Le Mont Saint Helens fait partie
de la grande chaîne
volcanique des Cascades qui s'étend à l'ouest du continent
nord-américain,
de l'arc volcanique Garibaldi en Colombie Britannique
jusqu'au complexe volcanique Lassen en Californie. La formation de
la chaîne des Cascades est dûe à la subduction de
la plaque Juan de Fuca sous la
plaque
nord-américaine,
subduction qui a donné classiquement naissance à de nombreux
volcans au dynamisme éruptif explosif situés dans les États
américains de Whashington (Baker, Glacier Peak, Rainier, Saint
Helens, Adams), Oregon (Hood, Jefferson, Three Sisters, Newberry, Crater
Lake,
Mac Loughlin) et Californie (Medicine Lake, Shasta, Lassen Peak) pour
les principaux. Les stratovolcans les plus imposants se trouvent dans
la partie nord de l'arc des Cascades (état de Whashington) alors
que Medicine Lake en Californie est un volcan bouclier.
Le Mont Saint
Helens
doit sa célébrité à son éruption
du 18 mai 1980, éruption
majeure
qui
a pour
la première
fois
pu être
suivie en direct par les caméras et les satellites.
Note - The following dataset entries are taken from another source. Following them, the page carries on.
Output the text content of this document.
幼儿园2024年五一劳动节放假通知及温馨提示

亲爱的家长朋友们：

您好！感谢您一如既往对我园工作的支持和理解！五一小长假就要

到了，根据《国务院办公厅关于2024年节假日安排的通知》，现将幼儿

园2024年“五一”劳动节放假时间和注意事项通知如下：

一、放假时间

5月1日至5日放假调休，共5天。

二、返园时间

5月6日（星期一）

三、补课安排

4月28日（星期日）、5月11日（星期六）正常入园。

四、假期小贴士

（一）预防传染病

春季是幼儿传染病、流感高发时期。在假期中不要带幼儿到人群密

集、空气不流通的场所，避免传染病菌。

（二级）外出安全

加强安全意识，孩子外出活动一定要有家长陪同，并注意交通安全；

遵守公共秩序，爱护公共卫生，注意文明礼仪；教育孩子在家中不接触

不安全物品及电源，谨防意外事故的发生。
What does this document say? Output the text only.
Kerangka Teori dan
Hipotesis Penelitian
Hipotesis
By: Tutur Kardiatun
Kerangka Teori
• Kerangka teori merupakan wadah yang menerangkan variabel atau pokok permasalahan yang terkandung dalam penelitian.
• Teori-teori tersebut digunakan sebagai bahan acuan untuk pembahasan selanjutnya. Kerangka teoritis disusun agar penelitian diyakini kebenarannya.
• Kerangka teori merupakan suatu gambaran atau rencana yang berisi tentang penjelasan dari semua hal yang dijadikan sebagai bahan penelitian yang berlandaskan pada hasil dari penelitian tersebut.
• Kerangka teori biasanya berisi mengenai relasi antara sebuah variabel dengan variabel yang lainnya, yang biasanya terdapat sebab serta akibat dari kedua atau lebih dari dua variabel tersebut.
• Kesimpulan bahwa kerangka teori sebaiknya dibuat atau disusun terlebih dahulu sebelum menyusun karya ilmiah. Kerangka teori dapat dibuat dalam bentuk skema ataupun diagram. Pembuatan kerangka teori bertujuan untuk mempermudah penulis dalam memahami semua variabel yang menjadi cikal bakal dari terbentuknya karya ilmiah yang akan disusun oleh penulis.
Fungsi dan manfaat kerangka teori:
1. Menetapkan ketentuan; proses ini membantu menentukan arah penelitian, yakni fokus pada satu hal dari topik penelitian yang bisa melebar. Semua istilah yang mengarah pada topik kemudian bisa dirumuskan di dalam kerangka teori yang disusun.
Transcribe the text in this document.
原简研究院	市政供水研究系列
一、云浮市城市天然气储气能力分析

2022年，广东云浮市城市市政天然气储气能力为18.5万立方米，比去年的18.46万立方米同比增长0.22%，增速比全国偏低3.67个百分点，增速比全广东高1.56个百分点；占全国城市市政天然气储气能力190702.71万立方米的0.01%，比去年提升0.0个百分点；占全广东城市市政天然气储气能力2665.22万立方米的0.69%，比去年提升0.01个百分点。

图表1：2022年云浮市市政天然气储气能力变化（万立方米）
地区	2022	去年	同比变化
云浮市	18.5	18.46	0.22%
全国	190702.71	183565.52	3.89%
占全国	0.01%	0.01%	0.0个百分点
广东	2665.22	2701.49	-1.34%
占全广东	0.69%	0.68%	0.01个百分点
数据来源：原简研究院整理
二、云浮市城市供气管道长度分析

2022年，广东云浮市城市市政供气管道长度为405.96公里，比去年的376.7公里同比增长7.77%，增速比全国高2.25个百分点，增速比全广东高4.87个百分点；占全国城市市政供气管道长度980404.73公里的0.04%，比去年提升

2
Les scientifiques
ont ainsi pu étudier précisément les différents
mécanismes mis en jeu
pour les avalanches de flancs, les écoulements pyroclastiques,
les lahars et les
évolutions des panaches de cendres dans l'atmosphère entre
autre.
L'éruption
du Mont Saint Helens a été annoncée par de nombreux
signes précurseurs,
la première explosion survenant le 27 mars 1980 après
123 années de repos.
D'autres explosions phréatiques se succédèrent
en avril, associées à
de nombreux séismes superficiels mais aussi plus profonds qui
signaient une montée du magma depuis le réservoir profond.
Courant avril, les scientifiques enregistrent des trémors harmoniques,
secousses provoquées par les vibrations
dûes à l'ascension du magma. La morphologie du volcan
se modifie et un gonflement apparait sur le flanc nord, grossissant à la
vitesse de 1.5 m/j. Le 17 mai, le gonflement du flanc nord a élargi
le sommet de près
de 135 m !
Le 18 mai à 08h32 locales, un premier glissement
du flanc nord du St Helens, associé à un séisme de magnitude 5.1, entraîne
une avalanche de débris
dans le lac Spirit Lake situé en face du volcan. Une énorme
vague traverse le lac qui se vidange presque. Quelques secondes après,
un puissant blast latéral de gaz, vapeurs et blocs à 300 °C, dû à la
libération
brutale des nappes phréatiques surchauffées et soudainement
mises à l'air
libre suite à un deuxième glissement de flanc va dévaster
à la vitesse de 480 km/h une surface de 600 km2.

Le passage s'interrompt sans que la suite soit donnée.